Co-sponsored with CCNY.
Using Resonant Inelastic X-Ray Scattering to study quantum materials
Abstract – Modern light sources like the NSLS-II at Brookhaven National Lab deliver bright tunable photons in a wide range of energies from the THz regime up to 100 keV. This allowed the development of scattering techniques relying on the use of atomic resonances enabling the access to the electronic degrees of freedom in materials. Resonant Inelastic X-Ray Scattering (RIXS) is one of these techniques and thanks to the massive development in instrumentation and theory is playing a significant role in the study of quantum materials with contributions in multiple fields such as superconductivity, quantum magnetism, 2D materials, and lately single photon emission. The sensitivity of RIXS to bosonic excitations of different nature (spin, orbital, lattice, and charge) can provide microscopic information on materials as a function of energy and momentum. In my seminar I will start by introducing RIXS its capabilities and limitations, followed by a description of the experimental components needed to perform high-resolution RIXS and the solution that we developed at BNL. I will then move forward by highlighting three scientific cases in different fields. The first will involve our investigations on superconducting infinite layer nickelates where we studied the evolution of the spin dynamics across the superconducting dome akin to past studies on the cuprates. The second case regards the study of quantum emitters in hBN where in collaboration with CUNY we could unveil vibronic states and connect them to the signals detected in photoluminescence possibly identifying N2 molecular vibrations as the key for the emergence of quantum emission. Finally, I will conclude by highlighting one of our studies on excitons in 2D van der Waals magnets where we could detect their nature, evolution as a function of charge transfer energy (and hybridization), and their dispersion in momentum space.
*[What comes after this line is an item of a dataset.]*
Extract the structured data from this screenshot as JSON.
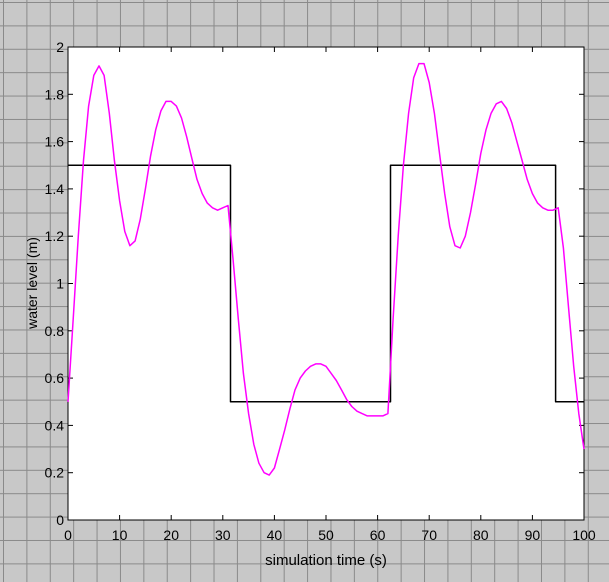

[1] Ament et al., Rev. Mod. Phys. 83, 705
[2] Fan et al., unpublished
[3] Pelliciari et al., Nat. Mat. 23, 1230
[4] Occhialini et al., Phys. Rev. X 14, 031007
Bio – Jonathan (Johnny) Pelliciari is an Associate Scientist at NSLS-II where he uses advanced scattering techniques (including Resonant Elastic and Inelastic X-Ray Scattering RIXS) to investigate the electronic properties of quantum materials. He got a Bachelor and Master degree in Chemistry at the University of Modena and Reggio Emilia (Italy) and a PhD in Experimental Condensed Matter Physics at the Paul Scherrer Institute and University of Fribourg/Freiburg (Switzerland). His research involves the study of electronic orders such charge and spin density waves and the elementary (spin, charge, orbital, and lattice) excitations in superconductors, low dimensional systems, and materials displaying metal-to-insulator transitions. Overall, his research interests span different physical phenomena such as ultrafast phenomena, unconventional charge density waves, spin excitations, superconductivity, 2D van der Waals systems, spin liquids, and quantum emitters. He developed a laser-RIXS setup commissioned at the SIX beamline to study quantum materials and their ultrafast transitions.
He has several active collaborations with external universities and research institutes (CUNY, Stanford, MIT, Yale, Harvard, University of Zagreb, and PSI) on different projects.